Individual mandate. Turning to the merits, the Fifth Circuit agreed with the lower court in concluding that the individual mandate was no longer a constitutional exercise of congressional power, in lieu of the zeroing out of the shared responsibility payment. Trying to piece together the various constituencies in the Supreme Court’s Sebelius decision, the Fifth Circuit concluded that a majority of justices had rejected the idea that the Interstate Commerce Clause or the Necessary and Proper Clause were sources of congressional authority for the payment. That left only the taxing authority. The Fifth Circuit agreed with the Texas court that, now that the shared responsibility payment amount was set at $0, the tax authority argument was no longer applicable. The tax authority argument used by Roberts, therefore, could no longer save the individual mandate’s constitutionality.

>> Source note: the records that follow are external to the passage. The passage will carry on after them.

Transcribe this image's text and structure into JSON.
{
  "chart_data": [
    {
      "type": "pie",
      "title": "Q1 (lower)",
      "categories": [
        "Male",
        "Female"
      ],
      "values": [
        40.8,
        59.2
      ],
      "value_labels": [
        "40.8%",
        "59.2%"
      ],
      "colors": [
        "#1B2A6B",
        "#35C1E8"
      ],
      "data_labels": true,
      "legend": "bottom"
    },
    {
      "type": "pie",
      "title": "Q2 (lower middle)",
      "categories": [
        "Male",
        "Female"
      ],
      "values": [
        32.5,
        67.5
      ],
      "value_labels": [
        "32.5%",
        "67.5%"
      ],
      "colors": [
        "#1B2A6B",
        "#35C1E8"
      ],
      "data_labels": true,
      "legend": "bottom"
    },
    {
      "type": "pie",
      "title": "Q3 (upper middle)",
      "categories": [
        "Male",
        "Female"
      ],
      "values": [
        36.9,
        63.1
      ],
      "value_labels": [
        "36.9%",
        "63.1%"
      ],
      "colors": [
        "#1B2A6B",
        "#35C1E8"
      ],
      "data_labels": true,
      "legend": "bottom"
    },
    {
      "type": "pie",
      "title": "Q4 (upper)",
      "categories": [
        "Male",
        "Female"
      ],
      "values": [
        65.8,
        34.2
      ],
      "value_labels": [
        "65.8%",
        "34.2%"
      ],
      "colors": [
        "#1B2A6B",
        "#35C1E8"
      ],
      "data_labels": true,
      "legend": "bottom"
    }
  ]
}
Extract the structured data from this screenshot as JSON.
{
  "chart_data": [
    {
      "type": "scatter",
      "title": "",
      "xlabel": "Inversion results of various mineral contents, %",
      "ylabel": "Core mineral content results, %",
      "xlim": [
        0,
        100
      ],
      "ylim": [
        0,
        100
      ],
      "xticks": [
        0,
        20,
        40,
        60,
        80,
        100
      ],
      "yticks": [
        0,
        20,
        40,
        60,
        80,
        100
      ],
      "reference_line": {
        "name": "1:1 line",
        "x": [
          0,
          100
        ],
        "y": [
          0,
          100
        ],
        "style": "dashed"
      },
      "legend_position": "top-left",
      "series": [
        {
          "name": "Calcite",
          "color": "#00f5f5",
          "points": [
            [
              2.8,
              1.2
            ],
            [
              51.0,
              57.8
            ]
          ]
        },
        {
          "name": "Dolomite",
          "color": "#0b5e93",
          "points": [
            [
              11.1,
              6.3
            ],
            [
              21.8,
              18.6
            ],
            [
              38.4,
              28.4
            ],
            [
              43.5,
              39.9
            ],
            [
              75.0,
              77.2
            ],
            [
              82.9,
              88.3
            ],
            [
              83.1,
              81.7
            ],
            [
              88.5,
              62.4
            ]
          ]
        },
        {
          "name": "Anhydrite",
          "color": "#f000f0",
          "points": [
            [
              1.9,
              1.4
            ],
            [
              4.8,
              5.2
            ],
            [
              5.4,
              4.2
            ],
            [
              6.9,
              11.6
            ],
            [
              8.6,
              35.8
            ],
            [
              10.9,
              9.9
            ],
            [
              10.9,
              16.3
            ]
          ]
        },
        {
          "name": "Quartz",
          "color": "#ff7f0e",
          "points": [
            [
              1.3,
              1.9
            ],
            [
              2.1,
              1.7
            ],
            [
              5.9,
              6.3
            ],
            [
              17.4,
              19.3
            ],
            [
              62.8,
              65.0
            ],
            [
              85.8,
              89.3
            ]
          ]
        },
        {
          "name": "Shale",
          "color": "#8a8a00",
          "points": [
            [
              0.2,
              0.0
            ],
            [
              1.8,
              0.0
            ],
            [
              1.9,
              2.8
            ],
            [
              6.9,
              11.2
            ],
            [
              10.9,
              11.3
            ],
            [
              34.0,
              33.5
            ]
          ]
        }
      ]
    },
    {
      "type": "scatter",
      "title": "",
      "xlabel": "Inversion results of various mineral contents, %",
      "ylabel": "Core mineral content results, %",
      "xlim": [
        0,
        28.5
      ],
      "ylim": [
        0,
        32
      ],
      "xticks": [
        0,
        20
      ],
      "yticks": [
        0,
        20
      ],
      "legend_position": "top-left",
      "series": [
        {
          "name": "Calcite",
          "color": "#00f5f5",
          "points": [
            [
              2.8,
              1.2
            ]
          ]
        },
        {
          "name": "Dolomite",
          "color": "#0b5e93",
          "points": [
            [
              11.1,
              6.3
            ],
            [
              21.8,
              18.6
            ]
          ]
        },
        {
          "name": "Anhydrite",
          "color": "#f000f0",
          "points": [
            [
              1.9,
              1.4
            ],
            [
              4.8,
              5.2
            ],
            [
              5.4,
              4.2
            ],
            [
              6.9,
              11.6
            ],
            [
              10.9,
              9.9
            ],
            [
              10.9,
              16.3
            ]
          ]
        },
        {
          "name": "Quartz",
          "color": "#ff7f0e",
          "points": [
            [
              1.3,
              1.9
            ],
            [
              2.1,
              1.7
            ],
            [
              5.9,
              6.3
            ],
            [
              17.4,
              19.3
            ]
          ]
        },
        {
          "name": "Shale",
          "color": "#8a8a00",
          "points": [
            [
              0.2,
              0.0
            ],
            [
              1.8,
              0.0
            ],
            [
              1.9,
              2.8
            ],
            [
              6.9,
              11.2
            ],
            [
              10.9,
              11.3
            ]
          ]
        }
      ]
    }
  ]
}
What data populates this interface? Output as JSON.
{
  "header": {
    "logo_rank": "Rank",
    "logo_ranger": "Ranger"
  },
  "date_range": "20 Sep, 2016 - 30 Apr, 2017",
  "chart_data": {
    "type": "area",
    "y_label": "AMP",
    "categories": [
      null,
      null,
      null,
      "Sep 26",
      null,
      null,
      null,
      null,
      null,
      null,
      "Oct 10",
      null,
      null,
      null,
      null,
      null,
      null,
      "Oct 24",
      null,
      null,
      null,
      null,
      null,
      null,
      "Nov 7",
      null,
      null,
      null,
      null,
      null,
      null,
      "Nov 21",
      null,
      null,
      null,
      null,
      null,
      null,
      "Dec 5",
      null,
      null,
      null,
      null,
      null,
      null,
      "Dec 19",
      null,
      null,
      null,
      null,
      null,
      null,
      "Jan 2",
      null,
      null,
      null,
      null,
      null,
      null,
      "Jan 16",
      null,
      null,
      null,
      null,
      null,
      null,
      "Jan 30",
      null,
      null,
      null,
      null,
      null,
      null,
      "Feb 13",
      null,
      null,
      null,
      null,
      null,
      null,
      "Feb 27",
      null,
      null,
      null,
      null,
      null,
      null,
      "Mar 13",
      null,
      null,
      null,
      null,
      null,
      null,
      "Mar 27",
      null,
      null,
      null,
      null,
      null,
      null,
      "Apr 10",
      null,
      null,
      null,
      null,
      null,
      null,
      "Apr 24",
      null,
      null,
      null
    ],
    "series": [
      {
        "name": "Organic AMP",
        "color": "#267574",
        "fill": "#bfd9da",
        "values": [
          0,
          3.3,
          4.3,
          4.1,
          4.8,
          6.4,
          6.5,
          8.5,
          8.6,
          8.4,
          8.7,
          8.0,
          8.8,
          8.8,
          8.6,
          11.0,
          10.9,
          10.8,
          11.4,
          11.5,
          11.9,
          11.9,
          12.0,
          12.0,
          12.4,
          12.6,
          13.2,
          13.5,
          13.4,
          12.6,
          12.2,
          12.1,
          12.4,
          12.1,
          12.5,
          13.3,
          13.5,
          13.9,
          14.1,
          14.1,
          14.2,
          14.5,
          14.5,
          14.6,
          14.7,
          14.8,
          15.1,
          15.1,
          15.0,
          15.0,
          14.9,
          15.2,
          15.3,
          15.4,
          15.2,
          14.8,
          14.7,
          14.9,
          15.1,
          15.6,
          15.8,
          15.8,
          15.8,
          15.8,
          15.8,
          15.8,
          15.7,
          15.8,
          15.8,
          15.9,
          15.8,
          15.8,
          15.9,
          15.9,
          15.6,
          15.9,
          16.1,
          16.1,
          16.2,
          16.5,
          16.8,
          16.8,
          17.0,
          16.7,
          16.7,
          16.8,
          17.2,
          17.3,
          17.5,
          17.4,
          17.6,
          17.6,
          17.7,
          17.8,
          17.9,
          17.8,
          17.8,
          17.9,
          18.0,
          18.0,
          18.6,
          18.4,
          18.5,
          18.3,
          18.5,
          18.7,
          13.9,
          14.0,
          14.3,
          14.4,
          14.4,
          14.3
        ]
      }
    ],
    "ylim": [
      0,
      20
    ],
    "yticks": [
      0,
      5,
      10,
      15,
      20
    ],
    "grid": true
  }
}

Severability. A much thornier question for the Fifth Circuit was severability. Would severing the individual mandate render the entire law invalid, as the Texas court had found, or could the law survive without the individual mandate? In the court’s opinion, the lower court failed to carry out "the inherently difficult task of severability analysis in the specific context of this case." For example, the lower court failed to "explain with precision" how particular portions of the ACA as it existed post-2017 rose or fell on the constitutionality of the individual mandate. The lower court erred when it focused only on the 2010 labeling of the individual mandate.

In addition, according to the Fifth Circuit, the defendant U.S. undertook a "significant change in litigation position" by arguing for the first time on appeal that the entirety of the ACA was inseverable from the individual mandate, in effect agreeing with the plaintiffs. They also argued for the first time on appeal that any remedy should be limited to enjoining enforcement of the ACA only to the extent that it harmed these particular plaintiffs. The intervenor states, on the other hand, continued to argue that every provision was severable from the individual mandate. As a result, for all of these reasons, the Fifth Circuit ordered the lower court to "employ a finer-toothed comb on remand and conduct a more searching inquiry into which provisions of the ACA Congress intended to be inseverable from the individual mandate." The Fifth Circuit also ordered the lower court to consider the changes in legal position by the federal defendants as it related to the scope of relief.

Dissent. The dissent saw the issues raised on appeal more simply. First, the dissent would have ruled that none of the plaintiffs had standing. Even if they had standing, the dissenting judge would have ruled that the individual mandate was constitutional, though unenforceable. Furthermore, because it was unenforceable, the individual mandate was severable from the rest of the ACA on the ground that, by zeroing out the amount rather than repealing the entire law, Congress expressed its intent that it be severable. Forcing the lower court to pore over the 900 pages all over again to extract congressional intent was a waste of judicial resources.

The lower court judgment, therefore, was affirmed in part and vacated in part, and it was remanded for further proceedings.

The case is No. 19-10011.

Attorneys: Kyle Douglas Hawkins, Office of the Attorney General, for State of Texas., State of Alabama and State of Arizona. August E. Flentje, U.S. Department of Justice, for the United States and U.S. Department of Health and Human Services.